紧接着便是一位戴着蓝帽子的兽人冲向人群,挥舞着手里的棍棒驱散周边的看客:“大家快退开!猫嫂疯了,猫嫂疯了!”
人群就像潮流一般,急速往后退撤去,给城门边上敞出来的一大片空位置。帝凛被挤的险些踩倒在地,化为一滩肉泥。她只能跌跌撞撞地往最外围跑去,一时忘了留心脚下差点栽进了恶臭无比的阴沟里。
猫嫂何人?帝凛一下子就记起来了,不就是初次带他们进入城内的那位酷爱装嫩的女性吗?就凭上次的一面之缘来推测,猫嫂和先前检测出他们戴着的定位仪的透视老爷子,约莫会是兄妹或者伉俪的关系吧,情有多深意有多切倒无从知晓。
“肃静。”一声低沉但却富有穿透力的响声,就好像云烟一样从众人身边拂过。不少人立马身体一震,立定站好了。但是那也只是部分人,其他一些仍然在手忙脚乱地找站位,有些还在交头接耳,眼神中透露出慌乱,不过声音还是逐渐小了下去。
而帝凛终于找到一个安全且合适的位置——站在一间石屋外边的砖石上,平白多添了几□□高,都可以俯视人群了!更妙的是现在的她处于边缘地带,因此既不会挡着后面人的视线,又不至于鹤立鸡群引人注目。这下子,终于可以看到城门那块地方发生的事情啦!
是城主,还有和他打成一团的兄弟集团,终于出现在了城门前的空地上。不少人身上还添了新的青肿。以及越聚越多的戴蓝帽的,他们在人群的周围游走,竭力维护着秩序。
城主定定地站在那儿,微抬起下颌把人群扫视一遍。帝凛也粗略地查看了一番,感觉这里也就三四百人。这可能已经是全大陆的兽人——能逃难出来的——都聚集于此了。这种人数及武装差距下,我们怎么可能跟人类抗衡嘛?姑且算是苟且偷生罢了。
恐慌的情绪,就像无形的雾霭,黑得异常沉闷,在人群当中蔓延蹿蠕,攥紧了每个人不安弹动着的心脏。正当情绪压抑到极点之时,城主清了清嗓子,终于发话了。
他说:“担任入城检测官的明晋先生故去了,我们会为他举行葬礼,不过不能拖得太久,毕竟后面要的处理事情更繁琐。”
站在城主一侧的黑脸大汉不屑地冲着他的兄弟挑挑眉,扯开嗓门道:“城主,你可知明晋是怎么死的?”

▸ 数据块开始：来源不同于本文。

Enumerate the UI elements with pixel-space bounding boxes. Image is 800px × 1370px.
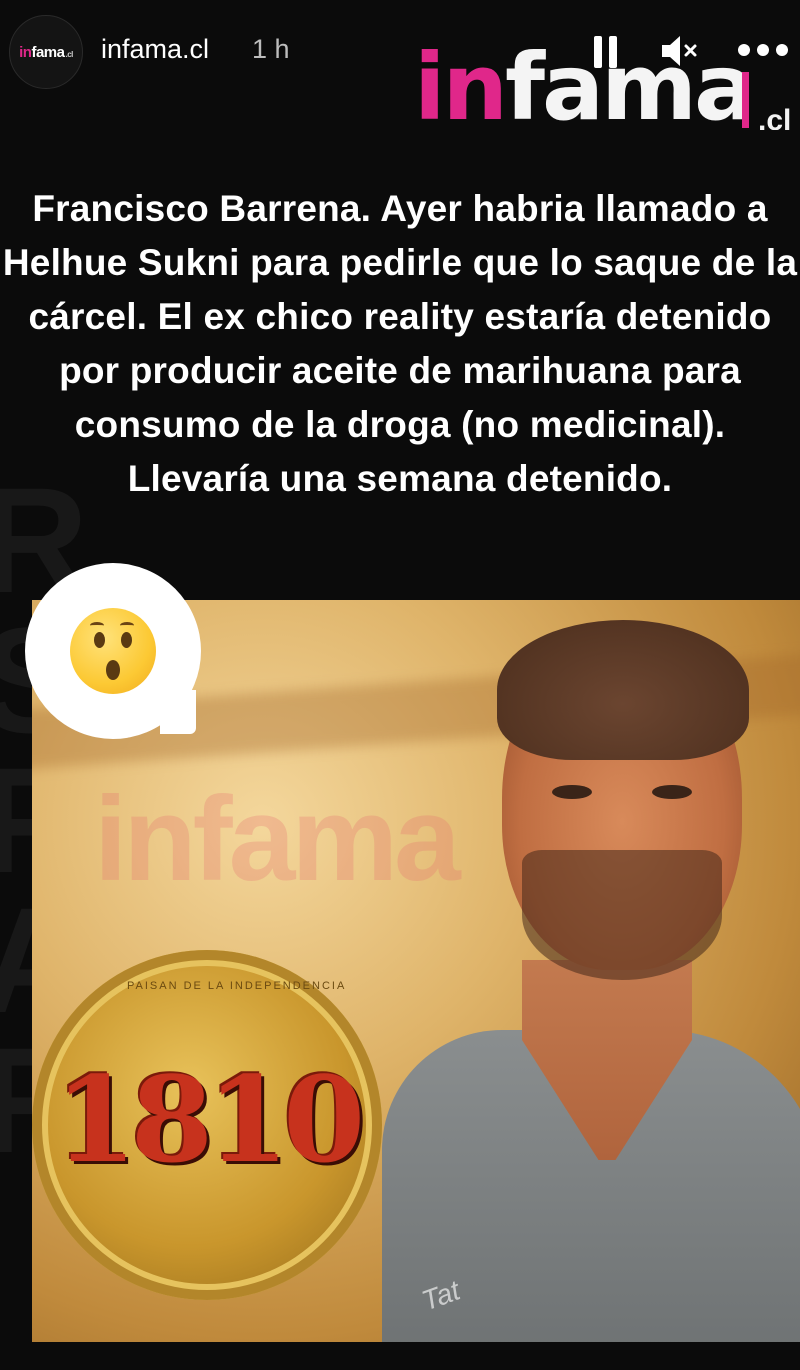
brand-logo-tld: .cl [758,104,792,130]
surprised-face-icon [70,608,156,694]
story-headline: Francisco Barrena. Ayer habria llamado a… [2,188,798,499]
medal-1810: PAISAN DE LA INDEPENDENCIA 1810 [32,950,382,1300]
brand-logo-bar [742,72,749,128]
avatar-text-pink: in [19,43,32,61]
brand-logo-text: infama [414,40,756,130]
coin-label: 1810 [54,1050,365,1189]
avatar[interactable]: in fama .cl [9,15,83,89]
hair [497,620,749,760]
post-time: 1 h [252,34,290,64]
coin-rim-text: PAISAN DE LA INDEPENDENCIA [127,980,347,992]
avatar-tld: .cl [65,49,73,59]
brand-logo: infama .cl [414,40,800,130]
beard [522,850,722,980]
left-eye [552,785,592,799]
person-portrait [372,600,800,1342]
avatar-text: fama [31,43,65,61]
username[interactable]: infama.cl [101,34,209,65]
right-eye [652,785,692,799]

“对啊,为什么我听到了一声巨响?”他的兄弟也加上了一句。这两句出挑的言语,语调听上非但不像害怕,反倒好奇意味颇浓重。
城主连眼皮都不抬一下,沉静了几秒便说道:“目前一切尚不能下定论,明晋的死亡是一起意外事故,但各位城民不用太紧张。因为我和弟兄们很快便能处理清楚真相。所以也请各位在结论还没有出来之前,不要轻信谣言,更不要散播谣言,一经发现,从严处置!”
此言一出,全城静默,一时间鸦雀无声。帝凛只能听到数百人急促的呼吸声,此起彼伏,跟大晚上她没来得及入睡便遭到的打盹呼噜声有的一拼。

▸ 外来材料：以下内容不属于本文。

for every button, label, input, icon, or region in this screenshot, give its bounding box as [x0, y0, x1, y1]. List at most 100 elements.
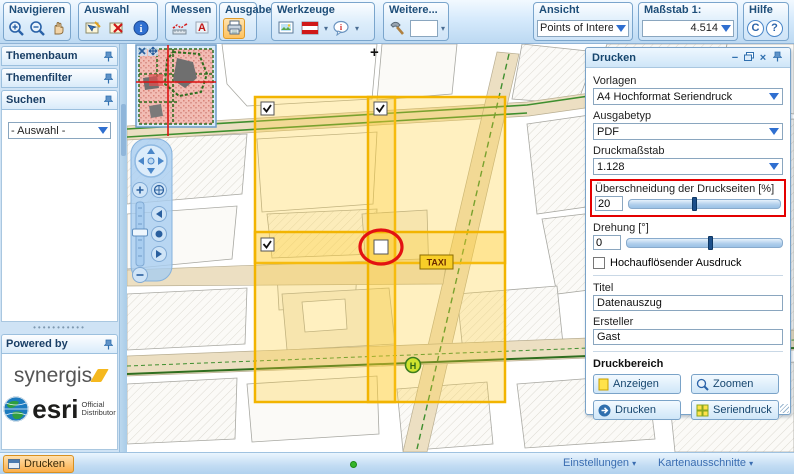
ueberschneidung-slider[interactable]	[628, 199, 781, 209]
close-icon[interactable]: ×	[756, 52, 770, 64]
ueberschneidung-label: Überschneidung der Druckseiten [%]	[595, 183, 781, 195]
drucken-button[interactable]: Drucken	[593, 400, 681, 420]
weitere-dropdown-caret[interactable]: ▾	[441, 24, 445, 33]
einstellungen-link[interactable]: Einstellungen ▾	[563, 457, 636, 469]
drehung-label: Drehung [°]	[593, 222, 783, 234]
drehung-slider-thumb[interactable]	[708, 236, 713, 250]
maptip-icon[interactable]: i	[330, 18, 352, 39]
zoom-out-button[interactable]	[133, 268, 148, 283]
zoom-in-icon[interactable]	[7, 18, 26, 39]
vorlagen-label: Vorlagen	[593, 75, 783, 87]
drehung-slider[interactable]	[626, 238, 783, 248]
pin-icon[interactable]	[104, 339, 113, 350]
toolbar-group-ansicht: Ansicht Points of Intere...	[533, 2, 633, 41]
weitere-combobox[interactable]	[410, 20, 438, 37]
titel-label: Titel	[593, 282, 783, 294]
kartenausschnitte-link[interactable]: Kartenausschnitte ▾	[658, 457, 753, 469]
page-1-checkbox[interactable]	[261, 102, 274, 115]
center-button[interactable]	[152, 227, 167, 242]
page-2-checkbox[interactable]	[374, 102, 387, 115]
page-icon	[598, 378, 609, 391]
ausgabetyp-select[interactable]: PDF	[593, 123, 783, 140]
group-title: Werkzeuge	[275, 4, 371, 16]
previous-extent-button[interactable]	[152, 207, 167, 222]
zoomen-button[interactable]: Zoomen	[691, 374, 779, 394]
full-extent-button[interactable]	[152, 183, 167, 198]
sidebar-panel-suchen[interactable]: Suchen	[1, 90, 118, 110]
task-button-drucken[interactable]: Drucken	[3, 455, 74, 473]
select-icon[interactable]	[82, 18, 104, 39]
ersteller-label: Ersteller	[593, 316, 783, 328]
panel-resize-grip[interactable]	[780, 404, 789, 413]
chevron-down-icon	[98, 127, 108, 134]
zoom-out-icon[interactable]	[28, 18, 47, 39]
measure-distance-icon[interactable]	[169, 18, 190, 39]
zoom-slider-thumb[interactable]	[133, 229, 148, 236]
pin-icon[interactable]	[770, 51, 784, 65]
seriendruck-button[interactable]: Seriendruck	[691, 400, 779, 420]
hochaufloesend-label: Hochauflösender Ausdruck	[610, 257, 741, 269]
pin-icon[interactable]	[104, 95, 113, 106]
titel-input[interactable]	[593, 295, 783, 311]
magnifier-icon	[696, 378, 709, 391]
maptip-dropdown-caret[interactable]: ▾	[355, 24, 359, 33]
ueberschneidung-slider-thumb[interactable]	[692, 197, 697, 211]
druckmassstab-label: Druckmaßstab	[593, 145, 783, 157]
map-navigation-widget[interactable]	[131, 139, 172, 283]
hochaufloesend-checkbox[interactable]	[593, 257, 605, 269]
print-panel-titlebar[interactable]: Drucken − ×	[586, 48, 790, 68]
pan-icon[interactable]	[49, 18, 67, 39]
measure-label-icon[interactable]: A	[192, 18, 213, 39]
chevron-down-icon	[769, 163, 779, 170]
clear-selection-icon[interactable]	[106, 18, 128, 39]
vorlagen-select[interactable]: A4 Hochformat Seriendruck	[593, 88, 783, 105]
svg-text:H: H	[410, 361, 417, 371]
ansicht-select[interactable]: Points of Intere...	[537, 20, 629, 37]
copyright-button[interactable]: C	[747, 20, 764, 37]
help-button[interactable]: ?	[766, 20, 783, 37]
chevron-down-icon	[616, 25, 626, 32]
grid-pages-icon	[696, 404, 709, 417]
flag-dropdown-caret[interactable]: ▾	[324, 24, 328, 33]
search-select[interactable]: - Auswahl -	[8, 122, 111, 139]
pin-icon[interactable]	[104, 51, 113, 62]
overview-move-icon[interactable]	[148, 46, 158, 56]
toolbar-group-messen: Messen A	[165, 2, 217, 41]
anzeigen-button[interactable]: Anzeigen	[593, 374, 681, 394]
group-title: Ansicht	[537, 4, 629, 16]
sidebar-panel-themenfilter[interactable]: Themenfilter	[1, 68, 118, 88]
massstab-select[interactable]: 4.514	[642, 20, 734, 37]
group-title: Ausgabe	[223, 4, 253, 16]
hammer-icon[interactable]	[387, 18, 408, 39]
export-image-icon[interactable]	[275, 18, 297, 39]
restore-icon[interactable]	[742, 52, 756, 64]
group-title: Messen	[169, 4, 213, 16]
druckmassstab-select[interactable]: 1.128	[593, 158, 783, 175]
search-panel-content: - Auswahl -	[1, 110, 118, 322]
flag-austria-icon[interactable]	[299, 18, 321, 39]
group-title: Maßstab 1:	[642, 4, 734, 16]
page-4-checkbox[interactable]	[374, 240, 388, 254]
compass-pan-control[interactable]	[135, 145, 167, 177]
sidebar-panel-powered-by[interactable]: Powered by	[1, 334, 118, 354]
group-title: Weitere...	[387, 4, 445, 16]
overview-close-icon[interactable]	[137, 46, 147, 56]
massstab-value: 4.514	[645, 22, 718, 34]
drehung-input[interactable]	[593, 235, 621, 250]
minimize-icon[interactable]: −	[728, 52, 742, 64]
print-icon[interactable]	[223, 18, 245, 39]
sidebar-panel-themenbaum[interactable]: Themenbaum	[1, 46, 118, 66]
sidebar-resize-handle[interactable]: •••••••••••	[0, 325, 119, 331]
synergis-logo: synergis	[2, 364, 117, 388]
next-extent-button[interactable]	[152, 247, 167, 262]
map-cursor-crosshair: +	[370, 44, 379, 61]
zoom-in-button[interactable]	[133, 183, 148, 198]
pin-icon[interactable]	[104, 73, 113, 84]
ueberschneidung-input[interactable]	[595, 196, 623, 211]
esri-logo: esri OfficialDistributor	[2, 396, 117, 422]
sidebar-splitter[interactable]	[119, 44, 127, 452]
page-3-checkbox[interactable]	[261, 238, 274, 251]
overview-map[interactable]	[136, 45, 216, 136]
identify-icon[interactable]: i	[130, 18, 152, 39]
ersteller-input[interactable]	[593, 329, 783, 345]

城主见局势掌控的差不多了,又用柔缓点的语调继续说道:“虽然我们尚未查清楚原因,不过大家不必恐慌。我们的城市还没有暴露,军方暂时也不找不到我们。因此这几天大家还是像以前那样,中规中矩地该干什么干什么,一切活动照常进行。总之,一句话,不要让谣言肆虐!要知道人心的牢固比什么都要重要!”
他顿了顿,昂首扬眉,狭长的目光中闪现一丝狠辣与绝情:“我希望各位都能把我的话听进去,兽人的血不会白流,明晋也不会白白牺牲!今天的集会到此为止,散会!”
稍后,那些蓝帽子的员工就吆喝着开始驱散人群了。“散会了散会了,该做什么做什么!别杵在这了,晒不晒?快点去完工,快点去完工。”
帝凛犹豫了一会儿,从砖石上跳了下来。这当领导的怎么什么都不愿意透露?不会是兽人城里有奸细混进来了才不愿意多说吧?只能说,唉,没有什么地方是永远安全的,但是这位透视老爷子原来叫明晋。他这么重要的人怎么会死?一声巨响难道是被枪打中了?还是被墙塌下来压死的?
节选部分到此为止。